Though there have been more recent efforts to market STEM subjects and their concomitant opportunities to girls and women, recent data suggest that the number of female computer science graduates is actually decreasing.
As the digital transformation is set only to increase, and the advances in science and technology are so quick, this amounts to missed opportunities and loss of potential in an area threatened with skills shortages as well as reduced diversity of thinking and perspective when developing tech solutions.
Clearly, attracting more women to the tech industry creates a larger talent pool for employers but in a male-dominated environment this may be easier said than done.
So how do companies set about redressing the balance?
Well, it may be that a company’s culture is key. Adopting discourse and policies that are more inclusive and equitable to all backgrounds may be a step in the right direction.
- Jargon in job descriptions that point to an aggressive, results-driven, and high-powered culture rather than a stimulating and collaborative culture could alienate candidates of all backgrounds, but potentially women, disproportionately, and therefore create a missed opportunity for the employer. This is not to say that companies need to downgrade their level of ambition to attract a diverse range of candidates. The assignments on offer can still be presented as challenging and rewarding.
- Equitable maternity and paternity policies should be promoted and taken advantage of by employees. This also reflects the societal shift in men embracing their increasing role as a father and therefore will be a selling factor for men as well as women. It also shows how employers value longevity and continuity of employing long-term staff, alleviating concerns that many women have when losing confidence on their return to work after maternity leave – traditionally far longer than paternity leave.
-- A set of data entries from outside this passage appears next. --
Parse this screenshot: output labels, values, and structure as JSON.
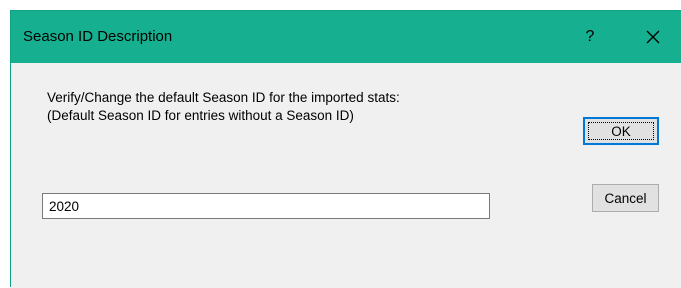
{
  "dialog": {
    "title": "Season ID Description",
    "help_label": "?",
    "close_icon": "close-icon",
    "prompt_line1": "Verify/Change the default Season ID for the imported stats:",
    "prompt_line2": "(Default Season ID for entries without a Season ID)",
    "season_id_value": "2020",
    "ok_label": "OK",
    "cancel_label": "Cancel"
  },
  "colors": {
    "titlebar": "#16b090",
    "client_background": "#f0f0f0",
    "default_button_border": "#0078d7"
  }
}
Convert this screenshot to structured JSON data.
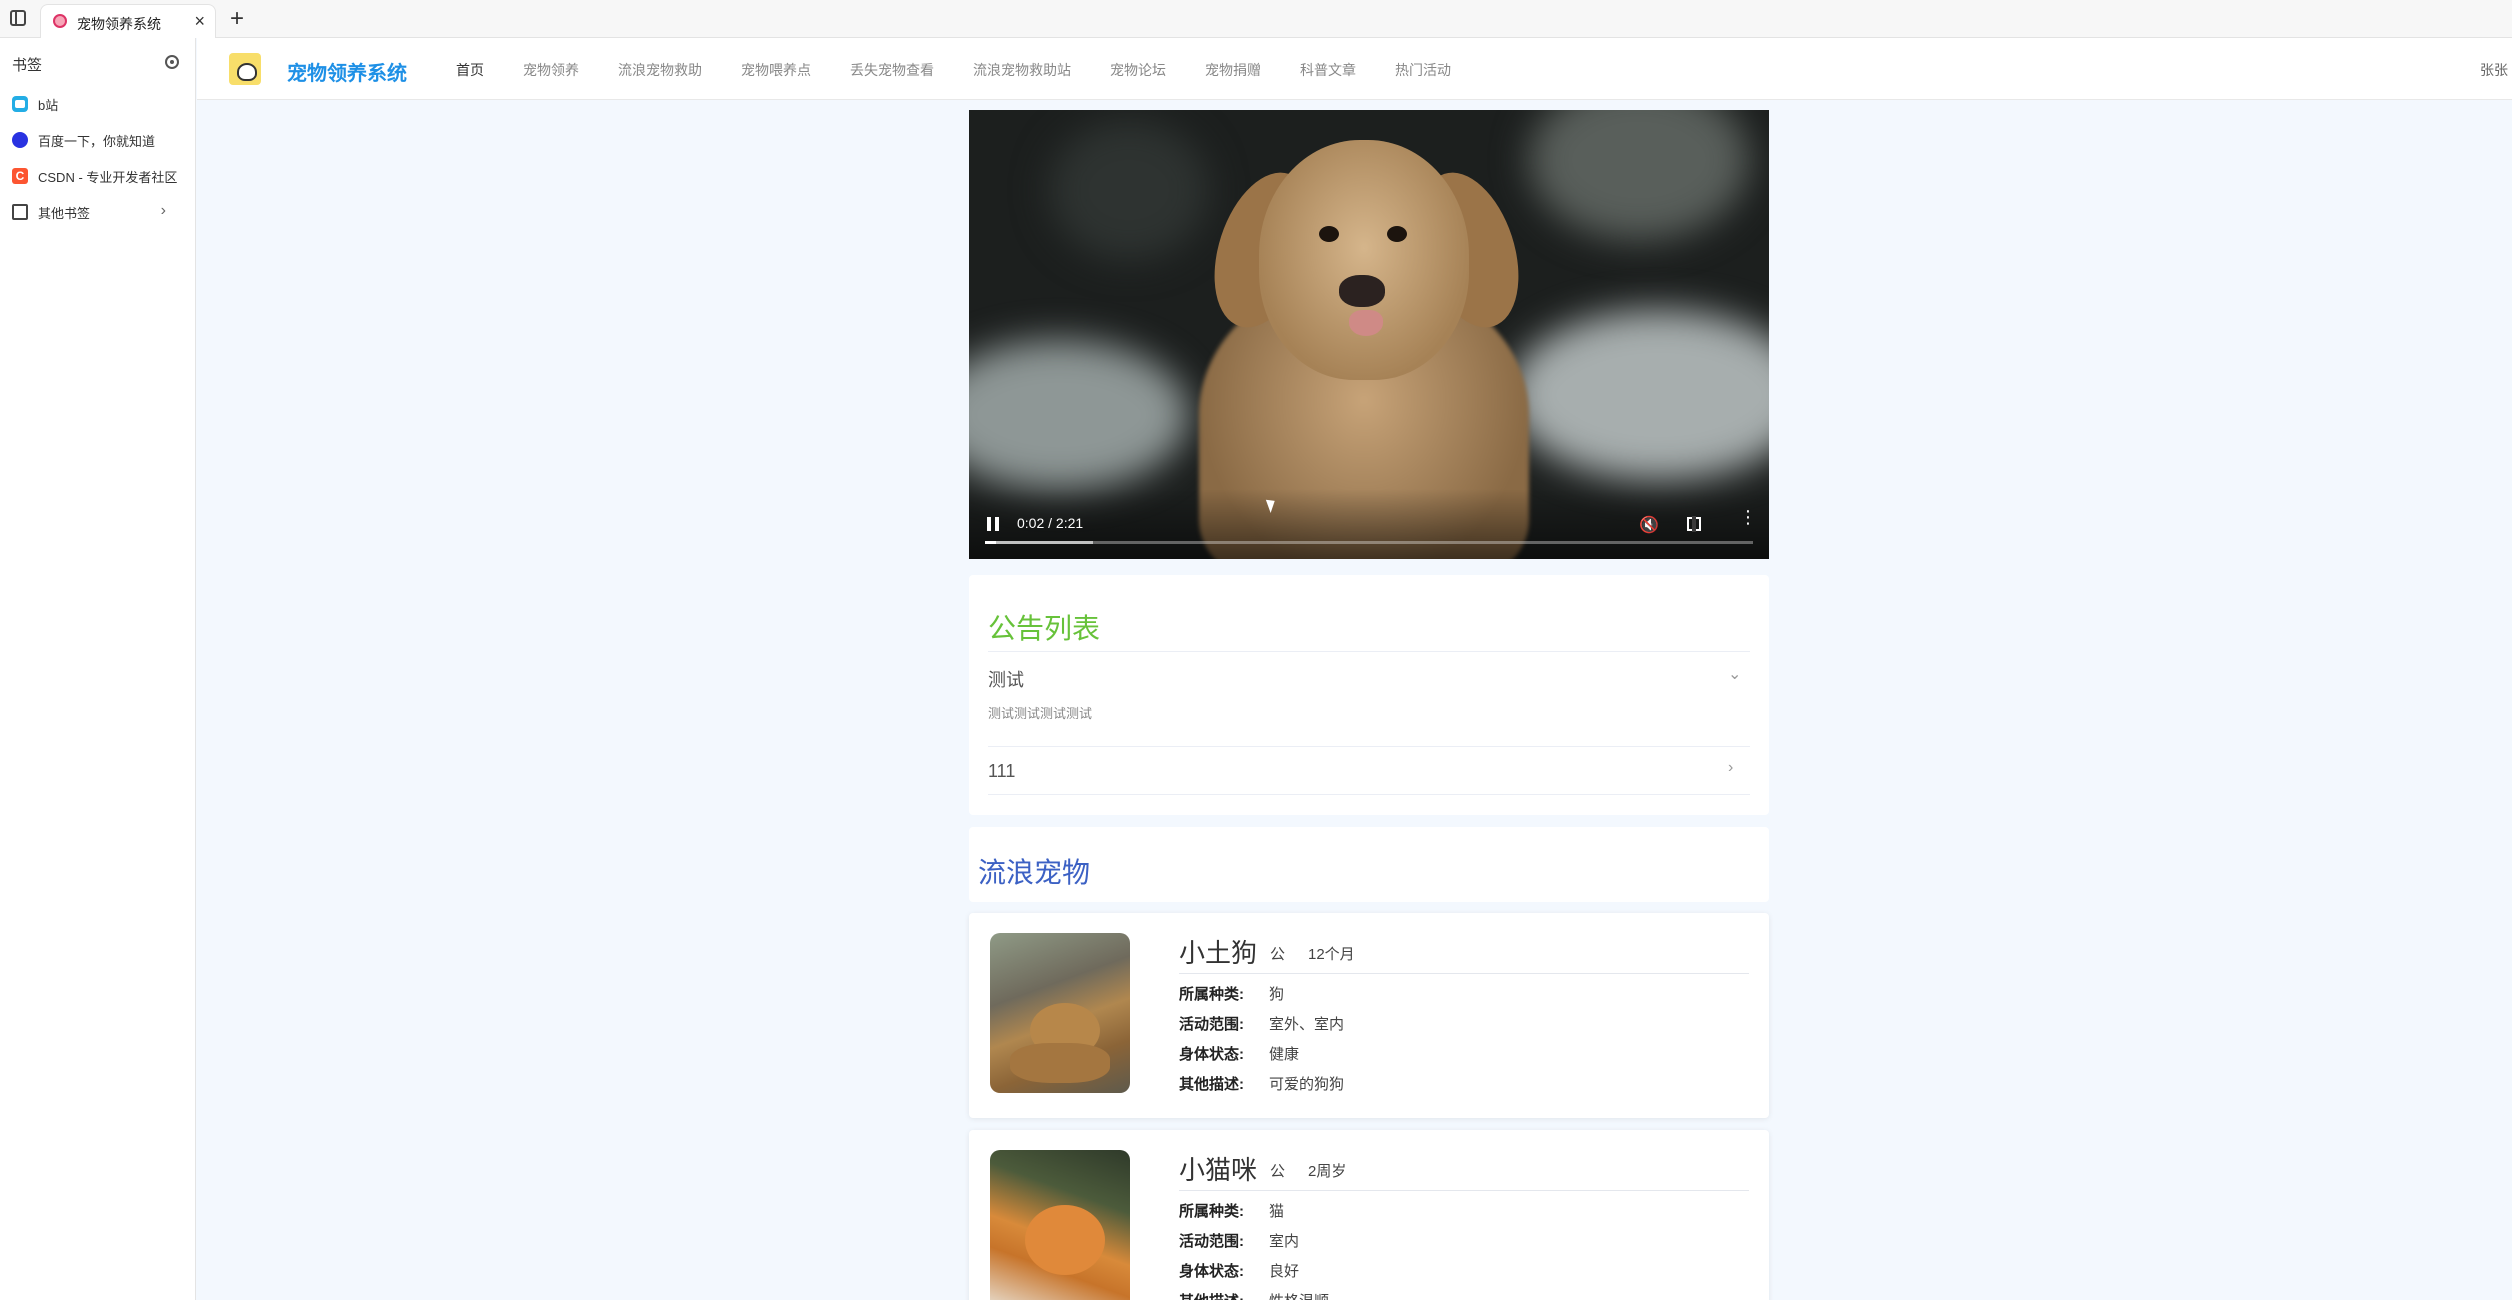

- Family-friendly policies. Modern life is a massive balancing act and company support structures should reflect the challenges of managing childcare and family with external professional requirements, opportunities, and development, to fit in with both parents. In 2021, the playing field should be level so that gender is not an issue when it comes to fulfilling potential.
Ultimately, increasing the visibility of women in senior roles will create positive stereotypes for women joining tech companies, and promoting women will encourage current staff and potential candidates by giving them confidence that there is career progression to be had. The more influential women become in tech, the more natural a career choice it becomes for other women with the ensuing recruitment and retention benefits for the employer.
Leadership is crucial to disrupt the too long perpetuated stereotype that tech is a man’s world.
It should be just another opportunity.